Testing the classification success
In concordance with the results from the previous tests, only species with at least six specimens were included in the model. Mass spectra from these species were processed according to the results from the test on variation of HWS (7), SNR (3) and baseline iteration (22). To test the overall classification success on species level, single specimens were separated from the RF training data set and subsequently identified using this model. After classification, the post-hoc test by Rossel and Martínez Arbizu (Martínez Arbizu and Rossel, 2018; Rossel and Martínez Arbizu, 2018a) using the R-package RFtools (https://github.com/pmartinezarbizu/RFtools) was applied to verify RF classification. This post-hoc test uses the empirical distribution of RF assignment probabilities from the RF model and compares the assignment probabilities of newly classified specimens to this distribution. Whereas classified specimens with assignment probabilities falling within this empirical distribution are considered true positive (tp), specimens with probabilities of assignment significantly different to this distribution considered false positive (fp).
Case studies
In order to show the applicability of MALDI-TOF MS, we present two model cases. First, data of the North Sea starfish Astropecten irregularis (Pennant, 1777) were investigated based on MALDI-TOF mass spectra. This species was found to be genetically divergent (Laakmann et al., 2016) while revealing a high morphological similarity. Differentiation of species was tested using RF models. Furthermore, data on the crustacean Euterpina acutifrons (Dana, 1847) from Rossel and Martínez Arbizu, 2019 was analyzed to show the applicability for sex level differentiation using hierarchical clustering and RF. Based on the Gini index the 30 most important peaks for species/sex differentiation in a RF model were extracted and investigated to show the expression within the respective groups.

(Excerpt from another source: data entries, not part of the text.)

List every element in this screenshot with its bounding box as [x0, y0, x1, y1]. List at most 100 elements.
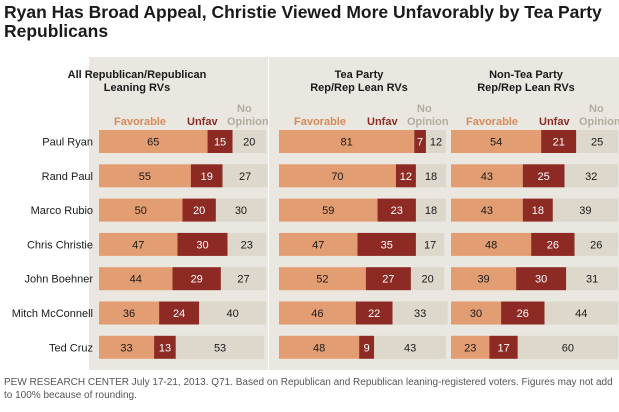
data-label: 23: [464, 342, 476, 354]
bar-no-opinion: [220, 267, 266, 291]
bar-no-opinion: [410, 267, 445, 291]
data-label: 9: [364, 342, 370, 354]
data-label: 48: [485, 239, 497, 251]
data-label: 17: [497, 342, 509, 354]
bar-no-opinion: [227, 232, 266, 256]
bar-no-opinion: [415, 164, 446, 188]
data-label: 27: [239, 171, 251, 183]
bar-favorable: [451, 164, 523, 188]
bar-unfav: [541, 130, 577, 153]
data-label: 44: [575, 308, 587, 320]
legend-no-opinion: No: [417, 103, 432, 115]
bar-no-opinion: [392, 301, 448, 325]
data-label: 43: [481, 205, 493, 217]
bar-no-opinion: [415, 232, 445, 256]
data-label: 32: [585, 171, 597, 183]
data-label: 19: [201, 171, 213, 183]
bar-unfav: [359, 335, 375, 359]
row-label: Mitch McConnell: [12, 308, 93, 320]
bar-favorable: [99, 301, 160, 325]
data-label: 46: [311, 308, 323, 320]
data-label: 23: [241, 239, 253, 251]
data-label: 21: [553, 137, 565, 149]
data-label: 26: [517, 308, 529, 320]
data-label: 47: [312, 239, 324, 251]
bar-favorable: [279, 267, 366, 291]
bar-favorable: [279, 232, 358, 256]
bar-unfav: [377, 198, 416, 222]
bar-favorable: [99, 164, 191, 188]
bar-unfav: [395, 164, 416, 188]
data-label: 54: [490, 137, 502, 149]
data-label: 36: [123, 308, 135, 320]
bar-favorable: [99, 267, 173, 291]
data-label: 40: [226, 308, 238, 320]
data-label: 39: [477, 274, 489, 286]
data-label: 20: [422, 274, 434, 286]
data-label: 27: [237, 274, 249, 286]
bar-no-opinion: [215, 198, 266, 222]
bar-favorable: [279, 198, 378, 222]
bar-favorable: [99, 335, 155, 359]
row-label: John Boehner: [25, 274, 94, 286]
bar-no-opinion: [175, 335, 265, 359]
bar-unfav: [489, 335, 518, 359]
legend-unfav: Unfav: [367, 116, 398, 128]
bar-no-opinion: [544, 301, 618, 325]
bar-no-opinion: [574, 232, 618, 256]
data-label: 30: [196, 239, 208, 251]
bar-unfav: [522, 198, 553, 222]
data-label: 55: [139, 171, 151, 183]
data-label: 43: [481, 171, 493, 183]
bar-favorable: [279, 335, 360, 359]
data-label: 47: [132, 239, 144, 251]
data-label: 30: [470, 308, 482, 320]
legend-favorable: Favorable: [466, 116, 518, 128]
data-label: 35: [381, 239, 393, 251]
chart-title: Ryan Has Broad Appeal, Christie Viewed M…: [4, 2, 602, 41]
legend-no-opinion: Opinion: [579, 116, 619, 128]
row-label: Chris Christie: [27, 239, 93, 251]
data-label: 43: [404, 342, 416, 354]
bar-no-opinion: [564, 164, 618, 188]
bar-favorable: [279, 130, 415, 153]
data-label: 33: [414, 308, 426, 320]
legend-no-opinion: No: [237, 103, 252, 115]
bar-unfav: [177, 232, 228, 256]
row-label: Marco Rubio: [31, 205, 93, 217]
data-label: 13: [159, 342, 171, 354]
data-label: 59: [322, 205, 334, 217]
data-label: 20: [243, 137, 255, 149]
data-label: 7: [417, 137, 423, 149]
legend-no-opinion: Opinion: [227, 116, 269, 128]
source-note: PEW RESEARCH CENTER July 17-21, 2013. Q7…: [4, 377, 613, 401]
data-label: 18: [425, 171, 437, 183]
bar-favorable: [99, 232, 178, 256]
row-label: Ted Cruz: [49, 342, 93, 354]
bar-favorable: [451, 267, 517, 291]
bar-no-opinion: [374, 335, 446, 359]
bar-unfav: [207, 130, 233, 153]
bar-unfav: [190, 164, 223, 188]
data-label: 26: [590, 239, 602, 251]
bar-no-opinion: [566, 267, 618, 291]
data-label: 15: [214, 137, 226, 149]
data-label: 17: [424, 239, 436, 251]
bar-no-opinion: [415, 198, 446, 222]
bar-unfav: [154, 335, 176, 359]
data-label: 29: [191, 274, 203, 286]
data-label: 39: [579, 205, 591, 217]
data-label: 48: [313, 342, 325, 354]
bar-unfav: [365, 267, 411, 291]
bar-favorable: [451, 301, 502, 325]
data-label: 12: [430, 137, 442, 149]
bar-favorable: [99, 198, 183, 222]
bar-no-opinion: [199, 301, 266, 325]
legend-favorable: Favorable: [294, 116, 346, 128]
data-label: 23: [391, 205, 403, 217]
bar-unfav: [414, 130, 426, 153]
bar-unfav: [501, 301, 545, 325]
row-label: Rand Paul: [42, 171, 93, 183]
bar-unfav: [159, 301, 200, 325]
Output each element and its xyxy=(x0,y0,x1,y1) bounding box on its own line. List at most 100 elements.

Phyla and class models for identification
To test whether specimen can be identified on an above-species level, a RF model containing only class- and phylum-categories was applied. All spectra from species to be classified were excluded from the model to evaluate its use for specimen not included in a library. The respective specimens were identified using the model and the predicted class/phylum was tested with the RF post-hoc test. To test classification on phylum level, 1,246 specimens from 198 species were included. On class level, 1,227 specimens from 195 species were analyzed.